ファーストアルバムのイエローマジックオーケストラ、松武さんは日本版の方が音量やバランスを細かく微調整していて好きだとのこと。US版は音を上げたら上げっぱなしで、その分締まった音にはなっている。個人的にはUS版の方が派手で好きなのだが。意外だったのは、このアルバムが当初アルファレコード経営陣には評判が悪かったこと。アルファレコードと云えば先進的な音楽を売り物にしているイメージが有ったのだが、「今まで耳にしたことのない難解な現代音楽に正直あっけにとられ、社長と顔を見合わせて当惑した」という。でも私の周辺では一発ではまった人が結構いたんだよなぁ。
テクノデリックの「体操」これが当初インスト曲としていたことに驚き。教授がこのメロディに歌詞を付けて歌メロにしようと提案。あと「京城音楽」では、このころ教授は沈んでいて、それがソウルに行って元気になって帰って来て、そんなフレッシュになった気持ちが込められているらしい。このアルバムではこの曲が一番好きだから、良い話だと思った。また、「階段」や「前奏・後奏」なんかで使われている工場の音は、田町のアルファスタジオの近くの工場で、アルファのエンジニア飯尾氏(YMO・立花ハジメ・戸川純らのレコーディングに多く関わる)が録音してきて、幸宏や教授がそれをとても気に入って使ったとのこと。

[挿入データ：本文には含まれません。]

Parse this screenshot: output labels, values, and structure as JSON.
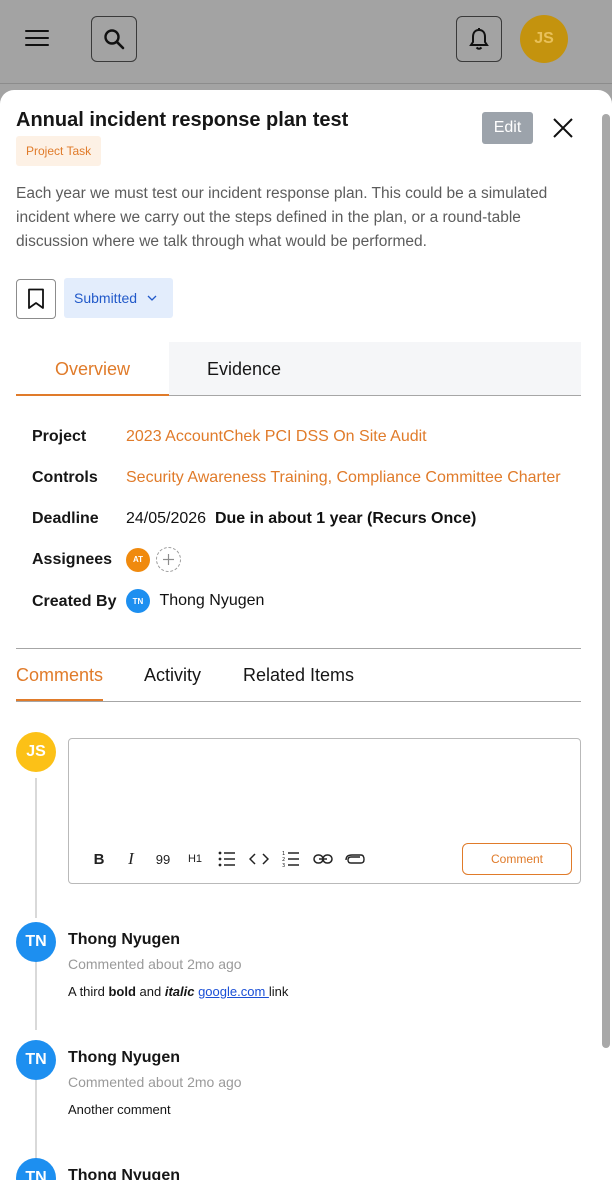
{
  "header": {
    "user_initials": "JS"
  },
  "task": {
    "title": "Annual incident response plan test",
    "tag": "Project Task",
    "edit_label": "Edit",
    "description": "Each year we must test our incident response plan. This could be a simulated incident where we carry out the steps defined in the plan, or a round-table discussion where we talk through what would be performed.",
    "status": "Submitted"
  },
  "main_tabs": [
    {
      "label": "Overview",
      "active": true
    },
    {
      "label": "Evidence",
      "active": false
    }
  ],
  "details": {
    "project_label": "Project",
    "project_value": "2023 AccountChek PCI DSS On Site Audit",
    "controls_label": "Controls",
    "controls_value": "Security Awareness Training, Compliance Committee Charter",
    "deadline_label": "Deadline",
    "deadline_date": "24/05/2026",
    "deadline_note": "Due in about 1 year (Recurs Once)",
    "assignees_label": "Assignees",
    "assignee_initials": "AT",
    "created_by_label": "Created By",
    "creator_initials": "TN",
    "creator_name": "Thong Nyugen"
  },
  "sub_tabs": [
    {
      "label": "Comments",
      "active": true
    },
    {
      "label": "Activity",
      "active": false
    },
    {
      "label": "Related Items",
      "active": false
    }
  ],
  "composer": {
    "user_initials": "JS",
    "comment_button": "Comment",
    "tools": [
      "B",
      "I",
      "99",
      "H1"
    ]
  },
  "comments": [
    {
      "initials": "TN",
      "author": "Thong Nyugen",
      "meta": "Commented about 2mo ago",
      "body_a": "A third ",
      "body_bold": "bold",
      "body_b": " and ",
      "body_italic": "italic",
      "body_c": " ",
      "body_link": "google.com ",
      "body_d": "link"
    },
    {
      "initials": "TN",
      "author": "Thong Nyugen",
      "meta": "Commented about 2mo ago",
      "body": "Another comment"
    },
    {
      "initials": "TN",
      "author": "Thong Nyugen"
    }
  ],
  "colors": {
    "accent": "#e07b2a",
    "status_bg": "#e3edfc",
    "status_text": "#2159c9",
    "avatar_tn": "#1d8ff0",
    "avatar_js": "#fcc117"
  }
}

「浮気なぼくら」のアルバム、幸宏が「君に胸キュン」を作りながら、「YMOって歌謡曲のバンドだったんだ」って言われて消えるのがかっこいいと言っていた。私も最初に聞いたときは、ふざけているのかと思った。その後TVとかで歌っているのを見ても違和感ありまくりで「何で?」って感じた。しかしその後、結構かっこいいなと思うように…これもファンふるい落としの一環だったのだろうか。因みにこの曲の「キュン」は細野さんと教授がシンセで作ろうとしたが上手く出来ずに断念。「しょうがない、声でやるか」となった。でもアブソリュートエゴダンスの掛け声「ヒュン」はシンセなのだが。
人気曲の一位は「東風」二位が「ビハインド・ザ・マスク」で三位は「テクノポリス」「ジャム」「音楽」。「東風」は大好き、納得。でも同じくらい好きな「Nice Age」は10以内に入っていない、何故だ。
しかし、あの三人でもYMOの名は余りにも大きく、細野「大変だったですね」幸宏「自分達じゃ、もうコントロールできなかった」教授「YMO恐怖症だった」けど、歳とってからそのトラウマは無くなったらしい。
だから今では楽しそうに三人で集まって色々やってるんだな。